Notion de statistique et notion d’expérimentation


I

Évolution du mot et de la discipline statistique
Quelques définitions récentes

Ainsi qu’on l’a remarqué, l’histoire seule de l’emploi du mot statistique exprime et illustre l’évolution de l’objet et du caractère de la discipline recouverte par lui. Nous le voyons appliqué d’abord (au XVIIIe siècle et encore au commencement du XIXe siècle) à une présentation de l’ensemble des données notables de tous ordres qui caractérisent un pays, un État politique : population, organisation et divisions politiques, productions et richesse, mœurs, coutumes, institutions, sans que ces données aient, même en majeure part, une forme numérique. Nous le voyons se spécialiser (au cours de la première moitié du XIXe siècle) à la collection et présentation de celles de ces données qui ont forme numérique.
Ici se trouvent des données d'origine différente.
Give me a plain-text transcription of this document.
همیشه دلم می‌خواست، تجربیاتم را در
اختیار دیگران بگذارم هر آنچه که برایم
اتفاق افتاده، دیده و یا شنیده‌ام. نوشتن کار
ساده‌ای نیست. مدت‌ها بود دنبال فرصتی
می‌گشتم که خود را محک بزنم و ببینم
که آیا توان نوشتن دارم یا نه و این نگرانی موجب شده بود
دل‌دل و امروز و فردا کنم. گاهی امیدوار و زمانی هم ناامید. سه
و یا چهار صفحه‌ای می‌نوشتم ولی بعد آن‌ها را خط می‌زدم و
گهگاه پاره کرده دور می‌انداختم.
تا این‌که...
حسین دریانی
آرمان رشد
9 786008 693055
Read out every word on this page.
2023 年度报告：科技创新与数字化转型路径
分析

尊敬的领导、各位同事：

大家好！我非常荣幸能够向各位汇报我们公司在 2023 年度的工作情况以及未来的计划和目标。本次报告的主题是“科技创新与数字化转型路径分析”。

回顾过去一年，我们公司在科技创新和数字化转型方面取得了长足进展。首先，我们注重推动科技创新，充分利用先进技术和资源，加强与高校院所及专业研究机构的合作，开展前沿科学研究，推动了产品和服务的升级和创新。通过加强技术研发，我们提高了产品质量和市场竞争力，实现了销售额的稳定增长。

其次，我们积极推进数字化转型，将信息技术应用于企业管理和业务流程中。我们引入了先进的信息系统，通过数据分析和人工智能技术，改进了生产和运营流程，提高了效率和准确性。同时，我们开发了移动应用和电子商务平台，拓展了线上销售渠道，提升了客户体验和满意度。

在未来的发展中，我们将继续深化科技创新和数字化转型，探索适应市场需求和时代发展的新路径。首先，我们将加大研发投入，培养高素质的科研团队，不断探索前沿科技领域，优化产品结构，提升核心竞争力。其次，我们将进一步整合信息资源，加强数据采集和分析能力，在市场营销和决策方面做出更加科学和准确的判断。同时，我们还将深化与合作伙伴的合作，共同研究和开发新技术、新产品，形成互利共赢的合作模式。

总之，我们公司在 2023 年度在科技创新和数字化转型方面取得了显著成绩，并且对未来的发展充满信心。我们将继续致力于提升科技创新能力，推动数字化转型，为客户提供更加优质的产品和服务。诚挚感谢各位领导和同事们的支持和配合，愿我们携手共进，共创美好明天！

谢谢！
Puis, peu à peu, nous le voyons appliquer à des données ayant le même caractère, c’est-à-dire celui d’être des constatations numériques portant sur des ensembles, sur des faits de masse, sur des faits collectifs ; et nous entendons parler de statistique météorologique, anthropologique, médicale, biologique, psychologique, etc.

En même temps, le mot est employé pour caractériser non seulement le genre de données, mais encore le mode d’établissement et de traitement de ces données, tel que la statistique des États l’a d’abord pratiqué, et peu à peu perfectionné et que ces autres branches de connaissances le lui ont emprunté, en l’adaptant à leurs propres besoins. Et ainsi, et de plus en plus, peut-on dire, le mot de statistique et la ou les disciplines qui se dénomment par lui se caractérisent non plus par une matière unique ou commune, mais par une certaine forme, un certain mode de présentation ou d’étude de matières respectivement très diverses ; et la statistique ainsi apparaît moins comme une science entre les sciences ayant sa matière propre, que comme une technique, une méthode d’étude, utilisable dans les diverses sciences et sur divers objets, quand certaines conditions d’étude se présentent.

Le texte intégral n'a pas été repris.